Much more dangerous than pesticides is E. coli, which according to a study by the University of Minnesota, published in the Journal of Food Safety in 2004, is more common in organic products than in conventional ones. The study looked at 32 organic and eight conventional farms. The total presence of E. coli in the tested organic products was found to be approximately six times higher than in traditional fruits and vegetables. And unlike pesticides, washing does not eliminate the threat of E. coli.

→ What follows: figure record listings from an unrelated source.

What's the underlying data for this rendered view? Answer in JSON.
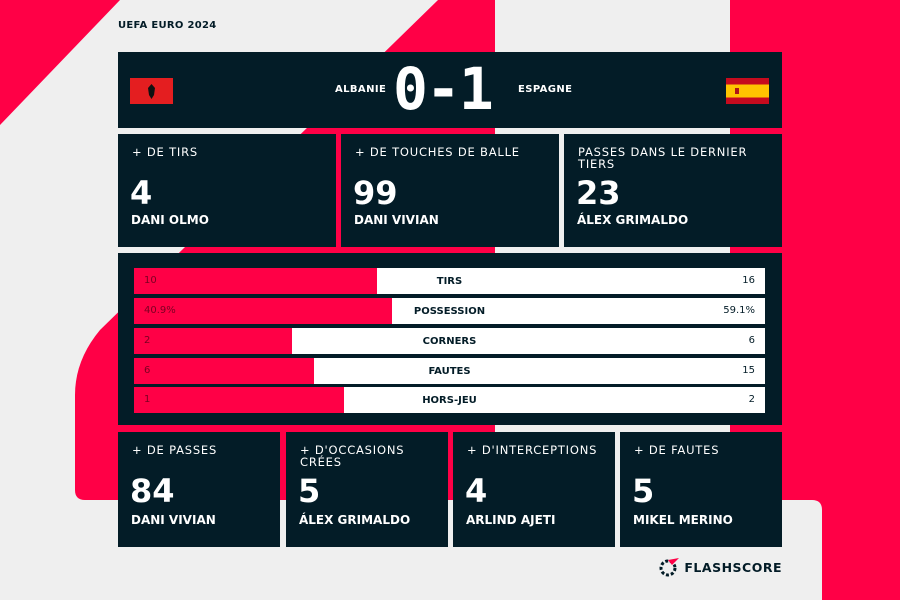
{
  "competition": "UEFA EURO 2024",
  "match": {
    "home": "ALBANIE",
    "away": "ESPAGNE",
    "score": "0-1",
    "home_flag": "albania-flag",
    "away_flag": "spain-flag"
  },
  "top_cards": [
    {
      "label": "+ DE TIRS",
      "value": "4",
      "player": "DANI OLMO"
    },
    {
      "label": "+ DE TOUCHES DE BALLE",
      "value": "99",
      "player": "DANI VIVIAN"
    },
    {
      "label": "PASSES DANS LE DERNIER TIERS",
      "value": "23",
      "player": "ÁLEX GRIMALDO"
    }
  ],
  "stats": [
    {
      "label": "TIRS",
      "home": "10",
      "away": "16",
      "home_fraction": 0.385
    },
    {
      "label": "POSSESSION",
      "home": "40.9%",
      "away": "59.1%",
      "home_fraction": 0.409
    },
    {
      "label": "CORNERS",
      "home": "2",
      "away": "6",
      "home_fraction": 0.25
    },
    {
      "label": "FAUTES",
      "home": "6",
      "away": "15",
      "home_fraction": 0.286
    },
    {
      "label": "HORS-JEU",
      "home": "1",
      "away": "2",
      "home_fraction": 0.333
    }
  ],
  "bottom_cards": [
    {
      "label": "+ DE PASSES",
      "value": "84",
      "player": "DANI VIVIAN"
    },
    {
      "label": "+ D'OCCASIONS CRÉES",
      "value": "5",
      "player": "ÁLEX GRIMALDO"
    },
    {
      "label": "+ D'INTERCEPTIONS",
      "value": "4",
      "player": "ARLIND AJETI"
    },
    {
      "label": "+ DE FAUTES",
      "value": "5",
      "player": "MIKEL MERINO"
    }
  ],
  "brand": "FLASHSCORE",
  "colors": {
    "accent": "#ff0046",
    "panel": "#031c27",
    "background": "#efefef"
  }
}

So when calculating your grocery budget and trying to decide whether to spend more on organic products, think about it. Both the UK Food Standards Agency and its counterpart in France have found no evidence of greater safety or nutrients in organic food.
In fact, the UK advertising industry gives these guidelines to organic food sellers. If they cannot show convincing evidence that organic food is healthier, safer or tastes better than traditionally produced food, they should not make these claims. If you buy organic because you think it's better for you, you may be losing money.